Danny McCray and Barry Church, who both play the safety position for the Cowboys, were with Brent the Friday before the fatal crash, and in the early morning hours of Saturday, December 8, 2012.
Prosecutor Heath Harris asked the players what they were doing during the day and night of the crash.
McCray testified, he, Church, Brent, Brown and McCray’s hometown friend got out of Cowboys football practice around noon on Friday December 7th. McCray says they went to his home, and played Playstation for several hours, with Josh Brent leaving around 6 p.m.

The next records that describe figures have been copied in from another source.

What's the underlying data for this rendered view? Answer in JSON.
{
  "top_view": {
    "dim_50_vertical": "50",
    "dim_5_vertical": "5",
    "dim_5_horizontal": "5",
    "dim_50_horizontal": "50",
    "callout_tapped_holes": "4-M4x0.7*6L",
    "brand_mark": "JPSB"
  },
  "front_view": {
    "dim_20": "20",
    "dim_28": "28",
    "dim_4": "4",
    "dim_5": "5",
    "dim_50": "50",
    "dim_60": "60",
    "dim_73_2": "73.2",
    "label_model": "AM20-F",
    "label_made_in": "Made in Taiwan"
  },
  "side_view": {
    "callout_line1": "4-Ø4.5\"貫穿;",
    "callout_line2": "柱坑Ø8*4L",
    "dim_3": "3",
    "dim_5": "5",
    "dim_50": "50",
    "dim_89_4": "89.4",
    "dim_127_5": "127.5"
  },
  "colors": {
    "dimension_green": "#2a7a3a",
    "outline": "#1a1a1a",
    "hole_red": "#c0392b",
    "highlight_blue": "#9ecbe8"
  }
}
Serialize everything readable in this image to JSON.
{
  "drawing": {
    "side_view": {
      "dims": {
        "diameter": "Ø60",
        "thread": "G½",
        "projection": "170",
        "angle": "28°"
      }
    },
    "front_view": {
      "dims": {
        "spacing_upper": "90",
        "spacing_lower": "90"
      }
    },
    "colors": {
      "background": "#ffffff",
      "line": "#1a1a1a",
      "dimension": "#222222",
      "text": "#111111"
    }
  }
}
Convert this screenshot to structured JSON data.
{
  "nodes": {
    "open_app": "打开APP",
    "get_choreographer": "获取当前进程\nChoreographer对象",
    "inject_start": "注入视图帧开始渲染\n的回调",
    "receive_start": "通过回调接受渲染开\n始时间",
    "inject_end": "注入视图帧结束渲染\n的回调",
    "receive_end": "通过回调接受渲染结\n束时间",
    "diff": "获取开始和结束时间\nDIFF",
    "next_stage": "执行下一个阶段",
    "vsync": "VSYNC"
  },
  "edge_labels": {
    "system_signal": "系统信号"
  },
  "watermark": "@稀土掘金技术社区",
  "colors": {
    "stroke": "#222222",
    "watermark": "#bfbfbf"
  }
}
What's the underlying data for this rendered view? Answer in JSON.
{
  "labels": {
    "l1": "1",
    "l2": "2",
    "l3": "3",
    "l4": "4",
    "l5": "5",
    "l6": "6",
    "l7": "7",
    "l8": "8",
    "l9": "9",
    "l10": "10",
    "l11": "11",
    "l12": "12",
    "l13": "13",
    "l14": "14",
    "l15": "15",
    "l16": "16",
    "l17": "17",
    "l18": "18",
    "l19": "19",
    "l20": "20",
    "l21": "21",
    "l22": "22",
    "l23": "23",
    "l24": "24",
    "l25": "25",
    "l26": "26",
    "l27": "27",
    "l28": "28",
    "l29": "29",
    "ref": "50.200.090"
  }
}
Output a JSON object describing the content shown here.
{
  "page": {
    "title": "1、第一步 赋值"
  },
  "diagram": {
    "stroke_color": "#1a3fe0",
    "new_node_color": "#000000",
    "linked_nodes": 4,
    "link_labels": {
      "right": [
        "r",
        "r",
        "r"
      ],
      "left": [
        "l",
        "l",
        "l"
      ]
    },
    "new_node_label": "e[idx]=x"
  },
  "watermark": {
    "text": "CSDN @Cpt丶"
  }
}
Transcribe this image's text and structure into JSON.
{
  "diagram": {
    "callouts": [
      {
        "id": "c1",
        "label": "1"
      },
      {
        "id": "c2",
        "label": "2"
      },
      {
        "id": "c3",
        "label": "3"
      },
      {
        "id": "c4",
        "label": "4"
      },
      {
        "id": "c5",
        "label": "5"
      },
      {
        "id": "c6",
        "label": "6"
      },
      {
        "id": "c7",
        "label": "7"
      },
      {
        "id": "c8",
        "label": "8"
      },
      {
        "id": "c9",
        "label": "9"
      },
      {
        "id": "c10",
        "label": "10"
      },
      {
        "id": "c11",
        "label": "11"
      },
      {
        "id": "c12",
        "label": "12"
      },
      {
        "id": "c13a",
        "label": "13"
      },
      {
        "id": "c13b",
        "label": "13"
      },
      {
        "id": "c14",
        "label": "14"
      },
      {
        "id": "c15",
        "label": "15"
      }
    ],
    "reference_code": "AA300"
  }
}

The friends agreed to meet up at Eddie V’s for dinner later that night.
Describing the atmosphere, McCray said it was relaxed. The Cowboys were winning, and getting ready for an upcoming game against Cincinnati.
At the restaurant, McCray says he ordered shots for the table, but that Brent did not have any.
That’s consistent with what an Eddie V’s waitress told the jury: that despite the hefty tab of $747 for food and drink, Brent only ordered two double pours of Cognac for himself.
Two waitresses from Club Privae also took the stand and told the jury that Brent did not appear intoxicated when he left the nightclub with Brown at 2:15 a.m.
Brent’s credit card was charged $675 at Privae, for three bottles of Moet champagne.
One waitress told the jury the champagne was poured among 25-30 flutes. She testified, several girls were with the group of football players at their table.
Neither McCray nor Church could testify to seeing Brent drink at Club Privae.
Prosecutors produced surveillance video from the nightclub. One of the waitresses testified, in the video, Brent was visibly drinking from a bottle, twenty minutes before he left the club with Jerry Brown.
When defense attorney George Milner grilled the waitresses, they said Brent did not appear intoxicated when he arrived and left the club. Per TABC, it is illegal in Texas for an employee to serve an intoxicated person alcohol.
On Wednesday, a toxicologist testified that Brent had 17 drinks in his system in order for his BAC level to be .189.
Prosecutors rested their case late Thursday afternoon.
The final witness on the stand, the medical examiner, who showed autopsy photos of Jerry Brown, and told the jury Brown likely died of neck and spine injuries.